1/2 pound dry beans, picked over, rinsed, soaked and drained and rinsed again
1 c stock-any will do
1 bay leaf
1/4 of an onion, chopped
1 stalk celery, chopped
1 carrot, chopped
1 clove garlic, minced
Salt and Pepper to taste
1 T dried parsley
1 ham hock

In a large heavy pot (or a crockpot, if you start early in the day) combine beans, ham hock, bay leaf, stock, and enough water to cover. Bring to a boil (if not using crock pot, otherwise, set on high and add everything else), and cook until beans are tender, about an hour if they are a year old or less. Once tender, stir in the other vegetables and garlic. Simmer another hour or so, until the veggies are tender and the soup has thickened-to your personal preference. Strip the meat off the hock (it should just shred right off) and remove excess fat and the bone from the pot (you can reboil these for stock or give them to pets). Taste and season one last time to check for salt or pepper need. Serve hot.

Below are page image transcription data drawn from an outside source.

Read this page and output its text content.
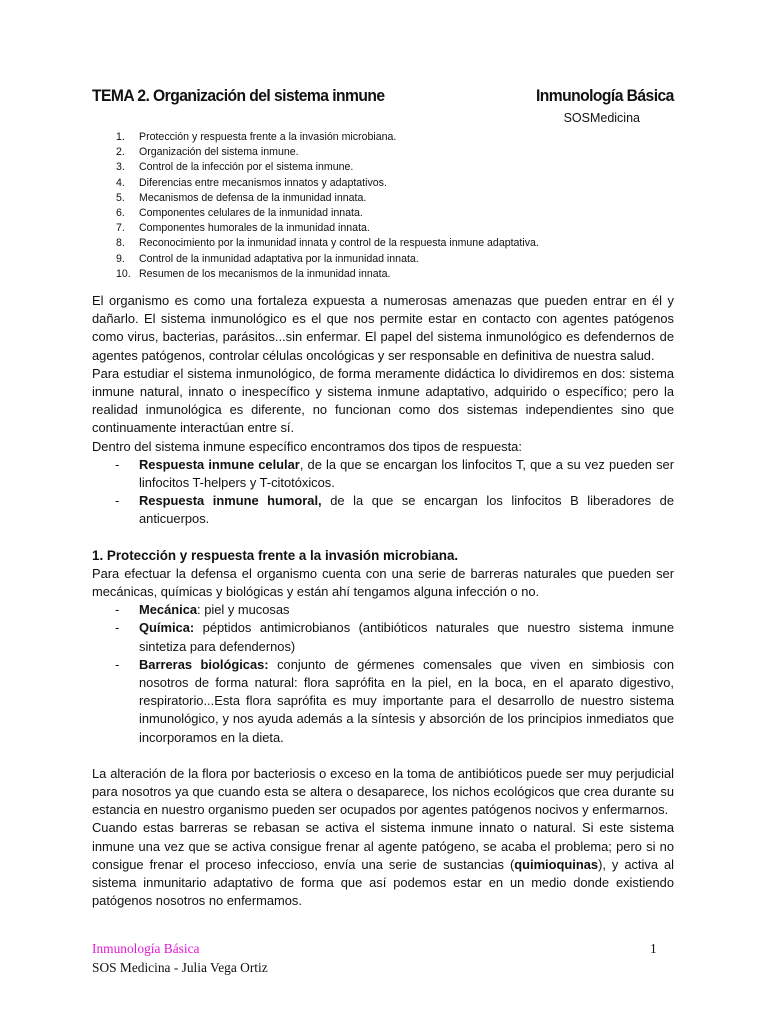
TEMA 2. Organización del sistema inmune	Inmunología Básica
SOSMedicina
1.	Protección y respuesta frente a la invasión microbiana.
2.	Organización del sistema inmune.
3.	Control de la infección por el sistema inmune.
4.	Diferencias entre mecanismos innatos y adaptativos.
5.	Mecanismos de defensa de la inmunidad innata.
6.	Componentes celulares de la inmunidad innata.
7.	Componentes humorales de la inmunidad innata.
8.	Reconocimiento por la inmunidad innata y control de la respuesta inmune adaptativa.
9.	Control de la inmunidad adaptativa por la inmunidad innata.
10. Resumen de los mecanismos de la inmunidad innata.

El organismo es como una fortaleza expuesta a numerosas amenazas que pueden entrar en él y dañarlo. El sistema inmunológico es el que nos permite estar en contacto con agentes patógenos como virus, bacterias, parásitos...sin enfermar. El papel del sistema inmunológico es defendernos de agentes patógenos, controlar células oncológicas y ser responsable en definitiva de nuestra salud.

Para estudiar el sistema inmunológico, de forma meramente didáctica lo dividiremos en dos: sistema inmune natural, innato o inespecífico y sistema inmune adaptativo, adquirido o específico; pero la realidad inmunológica es diferente, no funcionan como dos sistemas independientes sino que continuamente interactúan entre sí.

Dentro del sistema inmune específico encontramos dos tipos de respuesta:

- Respuesta inmune celular, de la que se encargan los linfocitos T, que a su vez pueden ser linfocitos T-helpers y T-citotóxicos.
- Respuesta inmune humoral, de la que se encargan los linfocitos B liberadores de anticuerpos.

1. Protección y respuesta frente a la invasión microbiana.

Para efectuar la defensa el organismo cuenta con una serie de barreras naturales que pueden ser mecánicas, químicas y biológicas y están ahí tengamos alguna infección o no.

- Mecánica: piel y mucosas
- Química: péptidos antimicrobianos (antibióticos naturales que nuestro sistema inmune sintetiza para defendernos)
- Barreras biológicas: conjunto de gérmenes comensales que viven en simbiosis con nosotros de forma natural: flora saprófita en la piel, en la boca, en el aparato digestivo, respiratorio...Esta flora saprófita es muy importante para el desarrollo de nuestro sistema inmunológico, y nos ayuda además a la síntesis y absorción de los principios inmediatos que incorporamos en la dieta.

La alteración de la flora por bacteriosis o exceso en la toma de antibióticos puede ser muy perjudicial para nosotros ya que cuando esta se altera o desaparece, los nichos ecológicos que crea durante su estancia en nuestro organismo pueden ser ocupados por agentes patógenos nocivos y enfermarnos.

Cuando estas barreras se rebasan se activa el sistema inmune innato o natural. Si este sistema inmune una vez que se activa consigue frenar al agente patógeno, se acaba el problema; pero si no consigue frenar el proceso infeccioso, envía una serie de sustancias (quimioquinas), y activa al sistema inmunitario adaptativo de forma que así podemos estar en un medio donde existiendo patógenos nosotros no enfermamos.

Inmunología Básica
SOS Medicina - Julia Vega Ortiz
1
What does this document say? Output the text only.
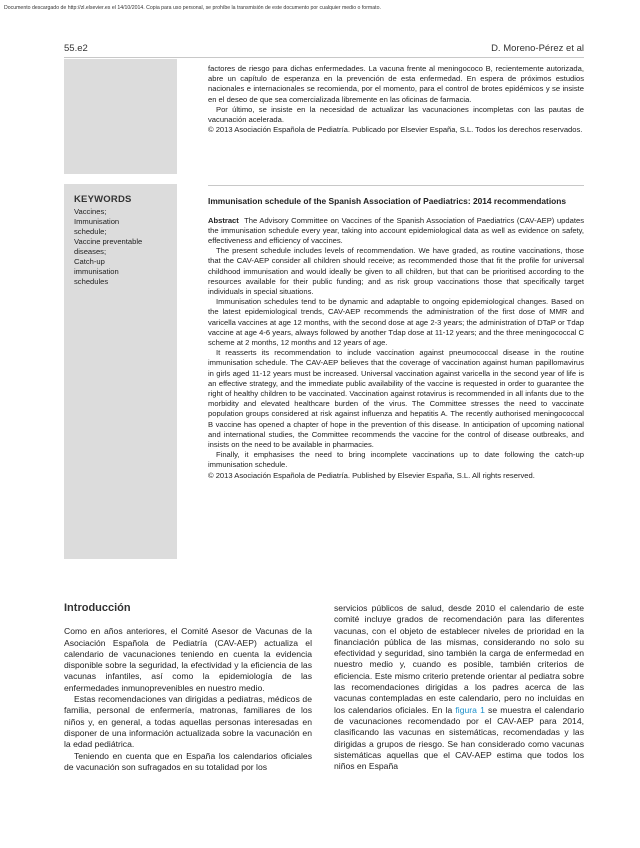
Documento descargado de http://zl.elsevier.es el 14/10/2014. Copia para uso personal, se prohíbe la transmisión de este documento por cualquier medio o formato.
55.e2	D. Moreno-Pérez et al

factores de riesgo para dichas enfermedades. La vacuna frente al meningococo B, recientemente autorizada, abre un capítulo de esperanza en la prevención de esta enfermedad. En espera de próximos estudios nacionales e internacionales se recomienda, por el momento, para el control de brotes epidémicos y se insiste en el deseo de que sea comercializada libremente en las oficinas de farmacia.

Por último, se insiste en la necesidad de actualizar las vacunaciones incompletas con las pautas de vacunación acelerada.

© 2013 Asociación Española de Pediatría. Publicado por Elsevier España, S.L. Todos los derechos reservados.

KEYWORDS
Vaccines;
Immunisation
schedule;
Vaccine preventable
diseases;
Catch-up
immunisation
schedules
Immunisation schedule of the Spanish Association of Paediatrics: 2014 recommendations

Abstract The Advisory Committee on Vaccines of the Spanish Association of Paediatrics (CAV-AEP) updates the immunisation schedule every year, taking into account epidemiological data as well as evidence on safety, effectiveness and efficiency of vaccines.

The present schedule includes levels of recommendation. We have graded, as routine vaccinations, those that the CAV-AEP consider all children should receive; as recommended those that fit the profile for universal childhood immunisation and would ideally be given to all children, but that can be prioritised according to the resources available for their public funding; and as risk group vaccinations those that specifically target individuals in special situations.

Immunisation schedules tend to be dynamic and adaptable to ongoing epidemiological changes. Based on the latest epidemiological trends, CAV-AEP recommends the administration of the first dose of MMR and varicella vaccines at age 12 months, with the second dose at age 2-3 years; the administration of DTaP or Tdap vaccine at age 4-6 years, always followed by another Tdap dose at 11-12 years; and the three meningococcal C scheme at 2 months, 12 months and 12 years of age.

It reasserts its recommendation to include vaccination against pneumococcal disease in the routine immunisation schedule. The CAV-AEP believes that the coverage of vaccination against human papillomavirus in girls aged 11-12 years must be increased. Universal vaccination against varicella in the second year of life is an effective strategy, and the immediate public availability of the vaccine is requested in order to guarantee the right of healthy children to be vaccinated. Vaccination against rotavirus is recommended in all infants due to the morbidity and elevated healthcare burden of the virus. The Committee stresses the need to vaccinate population groups considered at risk against influenza and hepatitis A. The recently authorised meningococcal B vaccine has opened a chapter of hope in the prevention of this disease. In anticipation of upcoming national and international studies, the Committee recommends the vaccine for the control of disease outbreaks, and insists on the need to be available in pharmacies.

Finally, it emphasises the need to bring incomplete vaccinations up to date following the catch-up immunisation schedule.

© 2013 Asociación Española de Pediatría. Published by Elsevier España, S.L. All rights reserved.

Introducción

Como en años anteriores, el Comité Asesor de Vacunas de la Asociación Española de Pediatría (CAV-AEP) actualiza el calendario de vacunaciones teniendo en cuenta la evidencia disponible sobre la seguridad, la efectividad y la eficiencia de las vacunas infantiles, así como la epidemiología de las enfermedades inmunoprevenibles en nuestro medio.

Estas recomendaciones van dirigidas a pediatras, médicos de familia, personal de enfermería, matronas, familiares de los niños y, en general, a todas aquellas personas interesadas en disponer de una información actualizada sobre la vacunación en la edad pediátrica.

Teniendo en cuenta que en España los calendarios oficiales de vacunación son sufragados en su totalidad por los

servicios públicos de salud, desde 2010 el calendario de este comité incluye grados de recomendación para las diferentes vacunas, con el objeto de establecer niveles de prioridad en la financiación pública de las mismas, considerando no solo su efectividad y seguridad, sino también la carga de enfermedad en nuestro medio y, cuando es posible, también criterios de eficiencia. Este mismo criterio pretende orientar al pediatra sobre las recomendaciones dirigidas a los padres acerca de las vacunas contempladas en este calendario, pero no incluidas en los calendarios oficiales. En la figura 1 se muestra el calendario de vacunaciones recomendado por el CAV-AEP para 2014, clasificando las vacunas en sistemáticas, recomendadas y las dirigidas a grupos de riesgo. Se han considerado como vacunas sistemáticas aquellas que el CAV-AEP estima que todos los niños en España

  1. Our house really liked this. I think it could have had a little less ham, but I also think that it ended up with more than enough because we were all tired and there were like 4 of us working on it at any given time. The flavor was very good, and even Andrew who doesn't like beans ate a little bit.

  2. I loved it too! The Ham was so tasty! Great job with this recipe. Wow!